As the youngest of four girls, A.J. had big hopes for kindergarten. She had watched her sisters each take their turn. Instead, she ended up with a version that paled in comparison. “People were getting sick and going to the hospital. We had to stay home and wear masks. If someone got sick they were going to have to live in the basement and no one wants to live in the basement,” she told me.
“My mom's job was being in charge.”
With the whole family at home, A.J. says she watched a lot more screens, though she didn’t mind. “The grown-ups worked at home trying to figure out what type of math and reading the kids needed to learn,” she says about the rocky transition to virtual learning.
A.J.’s mom Saundra is a board-certified behavioral analyst who had to run her agency from home at a time when students with behavioral needs were struggling the most. “My mom's job was being in charge. During Covid, we spent less time together because my mom worked all the time in her room.” It was an intense time for the family, Saundra told me.
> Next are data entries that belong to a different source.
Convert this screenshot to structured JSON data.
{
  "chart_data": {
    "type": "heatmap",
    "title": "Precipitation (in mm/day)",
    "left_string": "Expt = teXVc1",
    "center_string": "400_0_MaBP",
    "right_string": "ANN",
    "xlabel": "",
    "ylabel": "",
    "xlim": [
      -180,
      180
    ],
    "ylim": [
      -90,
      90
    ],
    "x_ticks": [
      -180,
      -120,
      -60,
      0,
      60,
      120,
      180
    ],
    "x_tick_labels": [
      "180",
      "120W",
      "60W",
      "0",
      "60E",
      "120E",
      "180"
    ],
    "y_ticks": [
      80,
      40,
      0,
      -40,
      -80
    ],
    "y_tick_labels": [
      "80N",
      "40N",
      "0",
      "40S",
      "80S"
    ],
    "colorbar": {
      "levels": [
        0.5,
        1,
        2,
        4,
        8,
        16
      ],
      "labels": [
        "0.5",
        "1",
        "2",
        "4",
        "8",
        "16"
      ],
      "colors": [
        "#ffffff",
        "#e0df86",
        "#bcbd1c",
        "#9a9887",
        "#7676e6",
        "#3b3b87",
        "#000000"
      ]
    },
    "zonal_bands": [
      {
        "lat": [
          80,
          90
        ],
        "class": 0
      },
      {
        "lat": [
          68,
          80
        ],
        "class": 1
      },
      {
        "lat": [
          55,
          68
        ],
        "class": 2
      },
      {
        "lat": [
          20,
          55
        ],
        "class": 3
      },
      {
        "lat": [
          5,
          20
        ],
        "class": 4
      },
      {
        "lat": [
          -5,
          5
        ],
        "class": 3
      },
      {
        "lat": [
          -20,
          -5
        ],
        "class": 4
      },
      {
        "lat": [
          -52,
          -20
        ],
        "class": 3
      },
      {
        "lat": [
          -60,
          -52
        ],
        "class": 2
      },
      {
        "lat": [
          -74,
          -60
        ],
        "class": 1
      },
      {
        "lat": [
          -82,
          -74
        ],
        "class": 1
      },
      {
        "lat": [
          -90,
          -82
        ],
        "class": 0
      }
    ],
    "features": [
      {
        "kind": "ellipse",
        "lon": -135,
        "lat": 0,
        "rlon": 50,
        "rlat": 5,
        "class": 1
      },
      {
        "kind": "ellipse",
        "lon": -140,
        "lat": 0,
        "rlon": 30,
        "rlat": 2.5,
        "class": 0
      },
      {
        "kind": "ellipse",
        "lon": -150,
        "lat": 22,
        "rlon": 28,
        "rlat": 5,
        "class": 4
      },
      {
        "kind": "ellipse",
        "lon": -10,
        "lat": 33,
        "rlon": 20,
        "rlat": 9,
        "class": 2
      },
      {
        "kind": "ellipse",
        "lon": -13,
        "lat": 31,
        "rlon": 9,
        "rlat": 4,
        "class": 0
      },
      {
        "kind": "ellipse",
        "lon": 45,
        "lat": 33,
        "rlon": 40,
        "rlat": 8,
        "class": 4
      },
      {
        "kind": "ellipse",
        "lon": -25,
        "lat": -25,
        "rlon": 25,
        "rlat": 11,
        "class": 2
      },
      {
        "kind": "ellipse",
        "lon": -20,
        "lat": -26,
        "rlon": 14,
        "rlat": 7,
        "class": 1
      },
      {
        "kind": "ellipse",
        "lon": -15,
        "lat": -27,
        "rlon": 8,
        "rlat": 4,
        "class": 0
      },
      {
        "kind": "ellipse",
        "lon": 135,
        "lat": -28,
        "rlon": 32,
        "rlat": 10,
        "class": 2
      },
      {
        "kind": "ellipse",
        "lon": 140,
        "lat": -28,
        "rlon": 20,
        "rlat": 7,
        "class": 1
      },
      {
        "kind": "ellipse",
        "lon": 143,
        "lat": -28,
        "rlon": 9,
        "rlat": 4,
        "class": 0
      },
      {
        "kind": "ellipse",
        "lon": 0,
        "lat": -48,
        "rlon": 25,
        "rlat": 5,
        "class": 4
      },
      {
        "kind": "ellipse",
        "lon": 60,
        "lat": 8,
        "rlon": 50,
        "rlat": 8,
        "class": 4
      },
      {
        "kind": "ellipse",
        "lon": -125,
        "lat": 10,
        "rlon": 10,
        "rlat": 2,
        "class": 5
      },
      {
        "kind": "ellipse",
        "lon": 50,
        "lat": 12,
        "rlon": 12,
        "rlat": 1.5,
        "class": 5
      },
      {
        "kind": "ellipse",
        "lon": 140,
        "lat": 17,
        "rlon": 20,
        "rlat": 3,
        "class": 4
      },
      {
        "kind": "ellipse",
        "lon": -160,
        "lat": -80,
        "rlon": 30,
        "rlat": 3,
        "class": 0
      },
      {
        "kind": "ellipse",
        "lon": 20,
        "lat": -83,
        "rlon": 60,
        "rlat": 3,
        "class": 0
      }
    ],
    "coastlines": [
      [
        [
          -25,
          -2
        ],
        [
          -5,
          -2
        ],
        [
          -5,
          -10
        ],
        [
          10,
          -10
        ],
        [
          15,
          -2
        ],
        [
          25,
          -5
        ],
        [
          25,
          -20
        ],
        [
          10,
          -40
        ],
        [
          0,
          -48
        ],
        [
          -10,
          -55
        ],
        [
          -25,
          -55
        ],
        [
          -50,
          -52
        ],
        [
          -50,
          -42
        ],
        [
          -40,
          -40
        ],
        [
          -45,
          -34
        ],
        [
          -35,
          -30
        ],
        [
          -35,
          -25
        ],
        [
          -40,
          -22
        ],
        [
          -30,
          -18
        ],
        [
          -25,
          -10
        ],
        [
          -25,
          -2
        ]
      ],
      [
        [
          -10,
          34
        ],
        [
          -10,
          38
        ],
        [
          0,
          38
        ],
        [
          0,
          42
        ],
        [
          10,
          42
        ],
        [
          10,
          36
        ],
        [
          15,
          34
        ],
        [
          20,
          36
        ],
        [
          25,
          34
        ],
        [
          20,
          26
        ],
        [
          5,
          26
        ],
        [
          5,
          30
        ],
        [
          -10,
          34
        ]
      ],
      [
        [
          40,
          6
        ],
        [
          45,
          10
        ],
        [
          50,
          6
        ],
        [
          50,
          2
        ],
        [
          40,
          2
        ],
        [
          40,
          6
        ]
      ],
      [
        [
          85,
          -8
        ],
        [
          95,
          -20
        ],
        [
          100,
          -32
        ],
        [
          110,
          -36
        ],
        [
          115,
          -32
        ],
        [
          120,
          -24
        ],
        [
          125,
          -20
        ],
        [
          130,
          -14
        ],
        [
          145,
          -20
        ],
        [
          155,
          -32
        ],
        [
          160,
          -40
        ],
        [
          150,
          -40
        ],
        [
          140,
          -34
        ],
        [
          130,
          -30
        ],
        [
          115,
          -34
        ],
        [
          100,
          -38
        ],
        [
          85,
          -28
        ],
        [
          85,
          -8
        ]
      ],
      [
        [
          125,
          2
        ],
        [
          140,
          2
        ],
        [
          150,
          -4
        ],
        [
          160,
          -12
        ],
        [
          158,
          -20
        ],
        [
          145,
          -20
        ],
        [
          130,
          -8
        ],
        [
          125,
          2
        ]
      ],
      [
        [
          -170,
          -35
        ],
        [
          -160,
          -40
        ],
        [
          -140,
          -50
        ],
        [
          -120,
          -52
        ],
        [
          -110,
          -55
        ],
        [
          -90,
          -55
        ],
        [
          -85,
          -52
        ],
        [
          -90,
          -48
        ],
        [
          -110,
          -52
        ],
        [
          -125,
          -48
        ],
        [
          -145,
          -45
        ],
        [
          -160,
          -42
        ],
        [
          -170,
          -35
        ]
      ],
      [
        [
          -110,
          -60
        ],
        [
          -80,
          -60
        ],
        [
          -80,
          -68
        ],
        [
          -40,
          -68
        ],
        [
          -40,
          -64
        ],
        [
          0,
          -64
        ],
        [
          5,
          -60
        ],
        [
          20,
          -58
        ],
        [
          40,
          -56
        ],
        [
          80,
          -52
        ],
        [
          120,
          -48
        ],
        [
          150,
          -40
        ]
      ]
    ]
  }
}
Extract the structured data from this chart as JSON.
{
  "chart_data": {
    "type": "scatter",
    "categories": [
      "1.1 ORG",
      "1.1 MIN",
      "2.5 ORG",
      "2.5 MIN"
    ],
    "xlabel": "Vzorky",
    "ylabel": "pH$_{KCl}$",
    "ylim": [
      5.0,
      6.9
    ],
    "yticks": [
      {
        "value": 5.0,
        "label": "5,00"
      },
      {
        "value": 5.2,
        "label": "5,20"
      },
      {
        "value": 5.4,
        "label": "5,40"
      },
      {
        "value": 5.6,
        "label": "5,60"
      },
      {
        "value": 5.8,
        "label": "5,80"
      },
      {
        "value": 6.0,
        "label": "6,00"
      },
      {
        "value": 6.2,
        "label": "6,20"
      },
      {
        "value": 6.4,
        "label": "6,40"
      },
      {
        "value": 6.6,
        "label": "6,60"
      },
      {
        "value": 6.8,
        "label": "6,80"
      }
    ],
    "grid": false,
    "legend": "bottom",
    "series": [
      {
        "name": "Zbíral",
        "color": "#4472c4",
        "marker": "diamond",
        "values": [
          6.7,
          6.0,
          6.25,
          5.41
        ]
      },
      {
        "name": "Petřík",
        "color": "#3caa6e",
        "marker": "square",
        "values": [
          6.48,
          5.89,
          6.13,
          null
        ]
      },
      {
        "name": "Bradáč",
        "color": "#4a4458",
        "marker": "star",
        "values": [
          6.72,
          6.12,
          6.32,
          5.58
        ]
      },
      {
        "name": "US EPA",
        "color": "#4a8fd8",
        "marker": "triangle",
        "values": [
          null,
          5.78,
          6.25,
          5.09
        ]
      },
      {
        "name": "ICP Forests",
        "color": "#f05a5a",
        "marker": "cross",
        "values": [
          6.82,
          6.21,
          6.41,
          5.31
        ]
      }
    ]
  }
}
She also says that the pandemic interrupted access to special education services, and they are just now finally getting A.J. the support she needs to thrive.
As for A.J., she says she’s happy to be back at school, even though there are still challenges. “Before Covid we got to see our friends and not wear masks. After the pandemic, we have to wear a thousand masks and I switched schools, had to make new friends, and learn French — which is a struggle. It is a lot of pressure now.” When I asked her what she’d tell little kids about the pandemic once she’s all grown up, she says she’ll share the story of her family buying a ton of ice cream from a shuttered shop that needed to unload their stock. “My mom made a hunt and we ate ice cream all day. It was the best day.”